Kim Jeung-ho

Personal information
- Date of birth: 31 May 1995 (age 31)
- Place of birth: Incheon, South Korea
- Height: 1.88 m (6 ft 2 in)
- Position: Defender

Team information
- Current team: Gyeongju KHNP
- Number: 44

Youth career
- 2007–2008: Uiwang Jeongwoo

Senior career*
- Years: Team / Apps / (Gls)
- 2008–2010: Cheonho MS / 2 / (0)
- 2010–2013: Thongjing HS / 11 / (2)
- 2013–2017: Incheon Uni / 10 / (1)
- 2017–2020: Incheon United / 48 / (1)
- 2021–2022: Bucheon FC 1995 / 39 / (0)
- 2023–2024: Ansan Greeners / 31 / (1)
- 2025–2026: PSMS Medan / 25 / (1)
- 2026–: Gyeongju KHNP / 0 / (0)

International career
- 2014–2017: South Korea U23 / 26 / (0)

= Kim Jeung-ho =

South Korean footballer (born 1995)

Kim Jeung-ho (born 31 May 1995) is a South Korea professional footballer who plays as a defender for Gyeongju KHNP.

== Career ==
Born in Incheon, South Korea, Kim began his professional career with the South Korean club Incheon United in 2017 and later played for Bucheon FC 1995 in 2020. He decided to go abroad for the first time to Indonesia, joining PSMS Medan.
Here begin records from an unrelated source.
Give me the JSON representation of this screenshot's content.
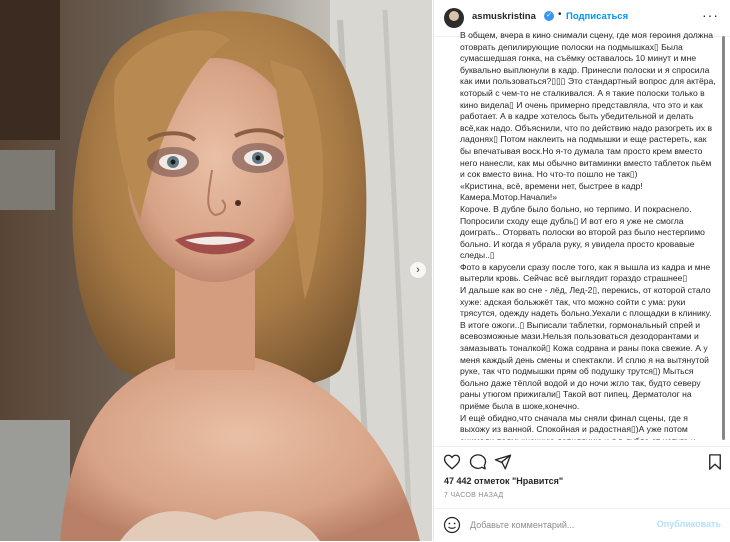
{
  "post": {
    "username": "asmuskristina",
    "follow_label": "Подписаться",
    "dot": "•",
    "more_glyph": "···",
    "caption_lines": [
      "В общем, вчера в кино снимали сцену, где моя героиня должна отоврать депилирующие полоски на подмышках▯ Была сумасшедшая гонка, на съёмку оставалось 10 минут и мне буквально выплюнули в кадр. Принесли полоски и я спросила как ими пользоваться?▯▯▯ Это стандартный вопрос для актёра, который с чем-то не сталкивался. А я такие полоски только в кино видела▯ И очень примерно представляла, что это и как работает. А в кадре хотелось быть убедительной и делать всё,как надо. Объяснили, что по действию надо разогреть их в ладонях▯ Потом наклеить на подмышки и еще растереть, как бы впечатывая воск.Но я-то думала там просто крем вместо него нанесли, как мы обычно витаминки вместо таблеток пьём и сок вместо вина. Но что-то пошло не так▯)",
      "«Кристина, всё, времени нет, быстрее в кадр!",
      "Камера.Мотор.Начали!»",
      "Короче. В дубле было больно, но терпимо. И покраснело. Попросили сходу еще дубль▯ И вот его я уже не смогла доиграть.. Оторвать полоски во второй раз было нестерпимо больно. И когда я убрала руку, я увидела просто кровавые следы..▯",
      "Фото в карусели сразу после того, как я вышла из кадра и мне вытерли кровь. Сейчас всё выглядит гораздо страшнее▯",
      "И дальше как во сне - лёд, Лед-2▯, перекись, от которой стало хуже: адская больжжёт так, что можно сойти с ума: руки трясутся, одежду надеть больно.Уехали с площадки в клинику. В итоге ожоги..▯ Выписали таблетки, гормональный спрей и всевозможные мази.Нельзя пользоваться дезодорантами и замазывать тоналкой▯ Кожа содрана и раны пока свежие. А у меня каждый день смены и спектакли. И сплю я на вытянутой руке, так что подмышки прям об подушку трутся▯) Мыться больно даже тёплой водой и до ночи жгло так, будто северу раны утюгом прижигали▯ Такой вот пипец. Дерматолог на приёме была в шоке,конечно.",
      "И ещё обидно,что сначала мы сняли финал сцены, где я выхожу из ванной. Спокойная и радостная▯)А уже потом снимали подмышечную депиляцию и я в дубле от испуга и боли по-настоящему закричала и разрыдалась. Жанр моментально из комедии на хоррор поменялся▯)Короче, не знаю как это"
    ],
    "likes": "47 442 отметок \"Нравится\"",
    "time": "7 ЧАСОВ НАЗАД",
    "comment_placeholder": "Добавьте комментарий...",
    "publish_label": "Опубликовать"
  },
  "icons": {
    "avatar": "avatar",
    "verified": "verified-badge-icon",
    "heart": "heart-icon",
    "comment": "comment-icon",
    "share": "share-icon",
    "save": "bookmark-icon",
    "emoji": "emoji-icon",
    "carousel_next": "chevron-right-icon"
  },
  "colors": {
    "accent": "#0095f6",
    "verified": "#3897f0",
    "publish_disabled": "#b2dffc"
  }
}
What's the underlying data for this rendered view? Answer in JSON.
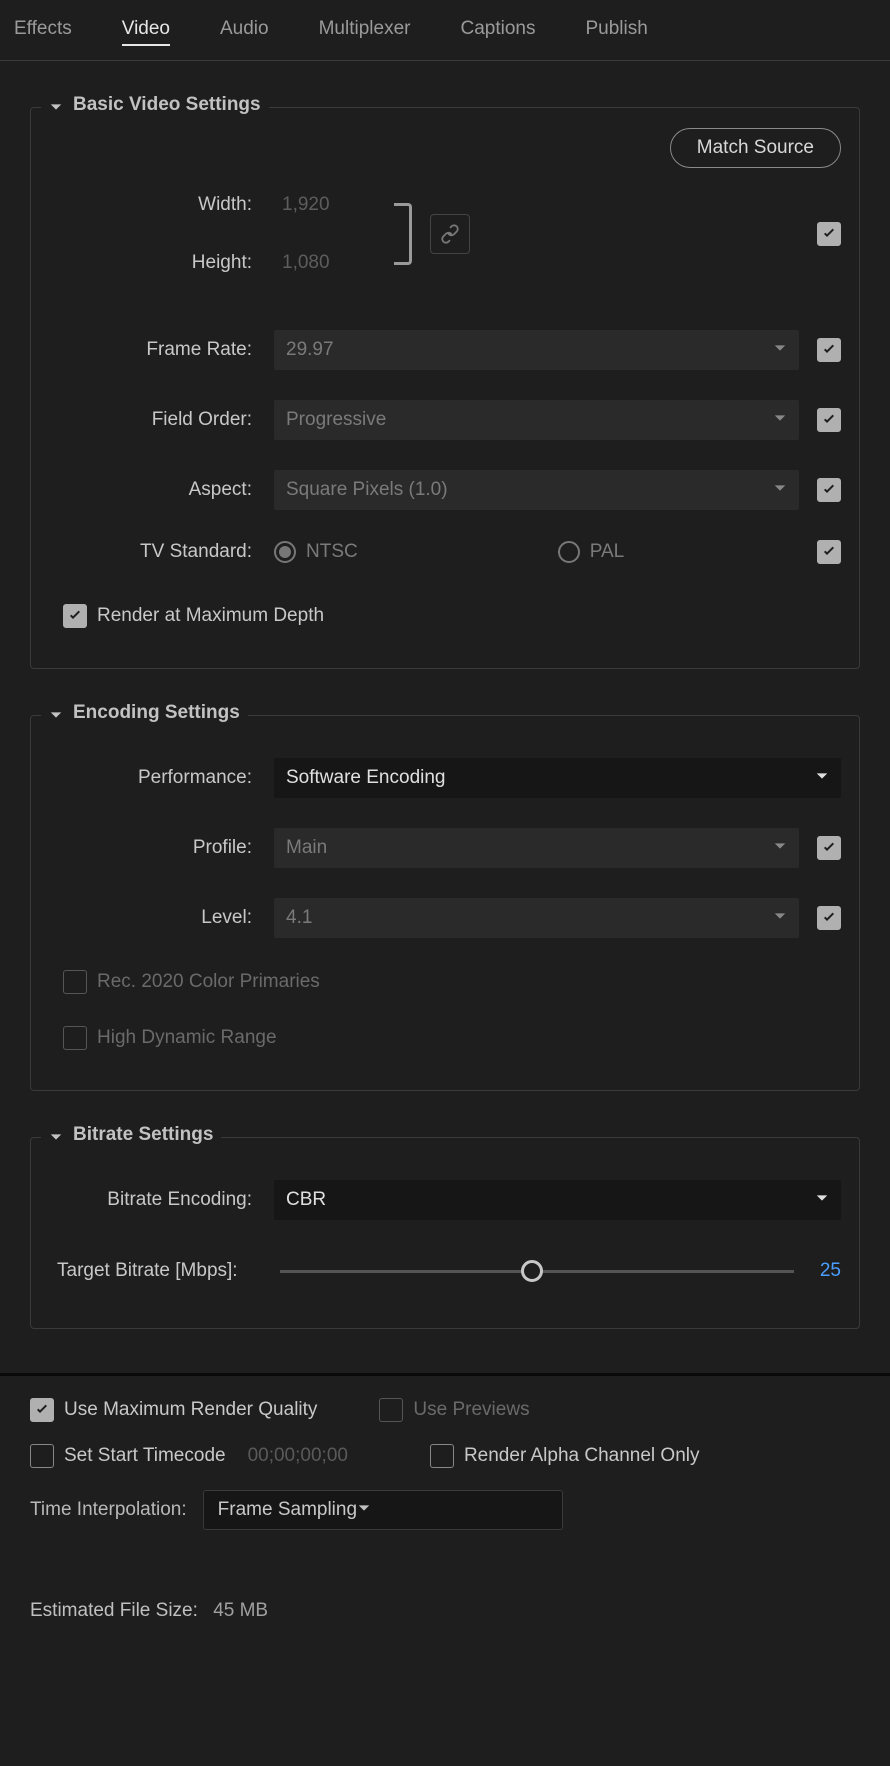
{
  "tabs": {
    "effects": "Effects",
    "video": "Video",
    "audio": "Audio",
    "multiplexer": "Multiplexer",
    "captions": "Captions",
    "publish": "Publish"
  },
  "basic": {
    "title": "Basic Video Settings",
    "match_source": "Match Source",
    "width_label": "Width:",
    "width_value": "1,920",
    "height_label": "Height:",
    "height_value": "1,080",
    "frame_rate_label": "Frame Rate:",
    "frame_rate_value": "29.97",
    "field_order_label": "Field Order:",
    "field_order_value": "Progressive",
    "aspect_label": "Aspect:",
    "aspect_value": "Square Pixels (1.0)",
    "tv_standard_label": "TV Standard:",
    "ntsc": "NTSC",
    "pal": "PAL",
    "render_max_depth": "Render at Maximum Depth"
  },
  "encoding": {
    "title": "Encoding Settings",
    "performance_label": "Performance:",
    "performance_value": "Software Encoding",
    "profile_label": "Profile:",
    "profile_value": "Main",
    "level_label": "Level:",
    "level_value": "4.1",
    "rec2020": "Rec. 2020 Color Primaries",
    "hdr": "High Dynamic Range"
  },
  "bitrate": {
    "title": "Bitrate Settings",
    "encoding_label": "Bitrate Encoding:",
    "encoding_value": "CBR",
    "target_label": "Target Bitrate [Mbps]:",
    "target_value": "25",
    "target_percent": 49
  },
  "bottom": {
    "use_max_quality": "Use Maximum Render Quality",
    "use_previews": "Use Previews",
    "set_start_timecode": "Set Start Timecode",
    "timecode": "00;00;00;00",
    "render_alpha": "Render Alpha Channel Only",
    "time_interp_label": "Time Interpolation:",
    "time_interp_value": "Frame Sampling",
    "est_file_size_label": "Estimated File Size:",
    "est_file_size_value": "45 MB"
  }
}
Before coming to Indonesia, he played for Ansan Greeners, where Kim appeared in a total of 64 games, scoring 1 goal and providing 2 assists. On 12 September 2025, Kim made his league debut for PSMS Medan in a home match against Persekat Tegal, which ended in a 0–1 loss. He was in the starting lineup and played the full 90 minutes. Kim scored his first goal for PSMS on 28 September 2025 against Sumsel United, via a long range free kick in the 24th minute of the game. He was also appointed the captain for the first time in this match, which PSMS won 2-0.